Além disso, considerei que um espaço privilegiado como a coluna de um jornal deveria ser dividido com outros lugares de fala diferentes do meu. Foi pensando nisso que decidi abrir a minha coluna semanal para outras vozes, possibilitando o conhecimento de relatos de vivências e lutas dos quais até posso e devo falar, mas que não teriam o mesmo peso político da voz que ocupa o espaço. Os textos da série MULHERES DE LUTA serão publicados uma vez por mês, trazendo reflexões importantes de outras mulheres sobre o seu lugar de fala. 
 
Hoje vamos narrar a história de Thayssa Matias, de 16 anos, retratando o seu embate familiar para manter os cabelos naturais. Thayssa alisou seus cabelos pela primeira vez aos 6 anos de idade. Ela nem consegue se lembrar de como ele era antes disso. A relação de sua família com seu cabelo nunca foi das melhores. “Me sinto a ovelha negra da família, com todas alisando o cabelo e querendo alisar o meu também”, ela revela. 
 
A ideia de descobrir sua textura natural começou quando ela tinha 13 anos, mas apenas aos 15 anos resolveu passar pela transição capilar. A gravidez da filha a fez desejar manter seus cachos longe de produtos químicos, o que não impediu sua mãe de alisá-los em setembro de 2018, quando ela já estava com 9 meses de gestação. “Ela queria me deixar bonita para o parto”, recorda. Desde então, ela mantém seu cabelo ao natural. 
 
Durante o período de transição, seu namorado desaprovou totalmente a decisão. “Ele ficava falando pra eu alisar o cabelo e deixar grande. Quando eu cortei (ela hoje usa o cabelo curtinho), a gente não estava mais junto. Ele dizia que eu tinha perdido o juízo e que deveria comprar uma peruca”, ela sorri e completa: “Minha mãe sempre dizia que os homens preferem as brancas porque elas são mais delicadas”.
 
Olhares, comentários e palpites são apenas alguns dos obstáculos que ela enfrenta na tentativa de ser ela mesma. “Só agora consigo ver quem eu sou. Minha família me vê como se eu fosse estranha. Meus primos menores estranham meu cabelo e falam na cara. As minhas tias disfarçam e ficam dando palpite do tipo: ah, mas não quer dar chapinha pra ver como fica? Achava melhor ele liso.”
 
É longe de casa, entre amigos/as, que Thayssa renova suas forças, quando se junta aos seus. “Me sinto melhor quando tem gente da minha cor comigo. Sinto-me melhor ao ver um semelhante”, considerando que sua família tem a pele mais clara. “Eles ficam dizendo que puxei à minha bisavó, e o tom que eles usam me faz pensar se isso é bom ou ruim”. Ela afirma que, de modo geral, não sofreu muito preconceito na escola, “além de umas piadas que você aprende a conviver e a repreender”. No entanto, quando se trata de outros espaços como lojas de shopping, a coisa se agrava: “Eu não entro em lugares assim.
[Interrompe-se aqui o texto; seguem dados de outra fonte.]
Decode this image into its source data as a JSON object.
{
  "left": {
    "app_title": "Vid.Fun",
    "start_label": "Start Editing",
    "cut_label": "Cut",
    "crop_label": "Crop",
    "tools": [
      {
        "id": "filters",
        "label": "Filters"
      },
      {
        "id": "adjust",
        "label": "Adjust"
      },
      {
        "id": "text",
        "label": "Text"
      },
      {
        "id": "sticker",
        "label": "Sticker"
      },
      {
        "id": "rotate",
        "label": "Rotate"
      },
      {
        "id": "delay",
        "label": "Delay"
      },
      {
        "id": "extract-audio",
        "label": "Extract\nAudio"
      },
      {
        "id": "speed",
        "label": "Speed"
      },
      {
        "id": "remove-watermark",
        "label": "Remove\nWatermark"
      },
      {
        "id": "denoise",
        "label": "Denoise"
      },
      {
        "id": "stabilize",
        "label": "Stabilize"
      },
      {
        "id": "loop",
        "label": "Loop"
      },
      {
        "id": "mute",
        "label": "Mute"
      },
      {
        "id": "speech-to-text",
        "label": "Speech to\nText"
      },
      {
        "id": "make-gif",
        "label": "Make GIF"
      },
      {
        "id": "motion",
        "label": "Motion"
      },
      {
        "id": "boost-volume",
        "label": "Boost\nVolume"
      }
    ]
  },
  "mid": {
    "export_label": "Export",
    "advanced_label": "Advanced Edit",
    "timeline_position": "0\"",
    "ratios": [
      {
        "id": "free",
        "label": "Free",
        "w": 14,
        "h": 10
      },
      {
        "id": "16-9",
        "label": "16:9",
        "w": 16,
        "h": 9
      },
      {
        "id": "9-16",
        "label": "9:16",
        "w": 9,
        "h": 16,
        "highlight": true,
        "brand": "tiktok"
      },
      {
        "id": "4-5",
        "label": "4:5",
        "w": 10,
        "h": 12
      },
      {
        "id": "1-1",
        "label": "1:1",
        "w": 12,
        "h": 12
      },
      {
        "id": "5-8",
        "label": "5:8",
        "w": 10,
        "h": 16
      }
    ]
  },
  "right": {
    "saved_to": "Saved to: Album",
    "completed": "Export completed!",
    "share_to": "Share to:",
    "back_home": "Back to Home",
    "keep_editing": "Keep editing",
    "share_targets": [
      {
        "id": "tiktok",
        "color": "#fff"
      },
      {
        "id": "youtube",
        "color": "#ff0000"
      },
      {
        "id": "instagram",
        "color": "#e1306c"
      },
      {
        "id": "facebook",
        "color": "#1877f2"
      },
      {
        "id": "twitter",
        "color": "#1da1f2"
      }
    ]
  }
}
Evito! Só entro para comprar com o dinheiro na mão. Eles me olham de forma estranha”. 
Atualmente, Thayssa mora com os pais e com a filha de 1 ano e 2 meses, e tenta conciliar o fato de ter que cuidar da filha e estudar, uma rotina exaustiva e desgastante. “Sinto-me abandonada por muitas pessoas, principalmente amigos. Ninguém quer uma menina com um bebê”.
 
Ela hoje estuda em uma escola estadual de Natal e participa de um projeto de combate ao racismo e empoderamento de jovens negros/as criado pela professora de Língua Portuguesa, Marliane Azevedo Costa. Ao descrever sua experiência com o grupo, ela destaca: “Está sendo incrível! A professora Marliane é uma pessoa maravilhosa. O projeto dela me abriu os olhos. Antes racismo e preconceito para mim era normal, mas hoje sinto que devo lutar contra isso”.
 
Para finalizar, ela deixa um recado para as meninas que ainda alisam os cabelos: “Deem uma chance para quem vocês são. Não se escondam atrás de uma chapinha. Tentem ver a beleza natural que seus cabelos têm.”
 
Thayssa Matias é uma mulher de luta!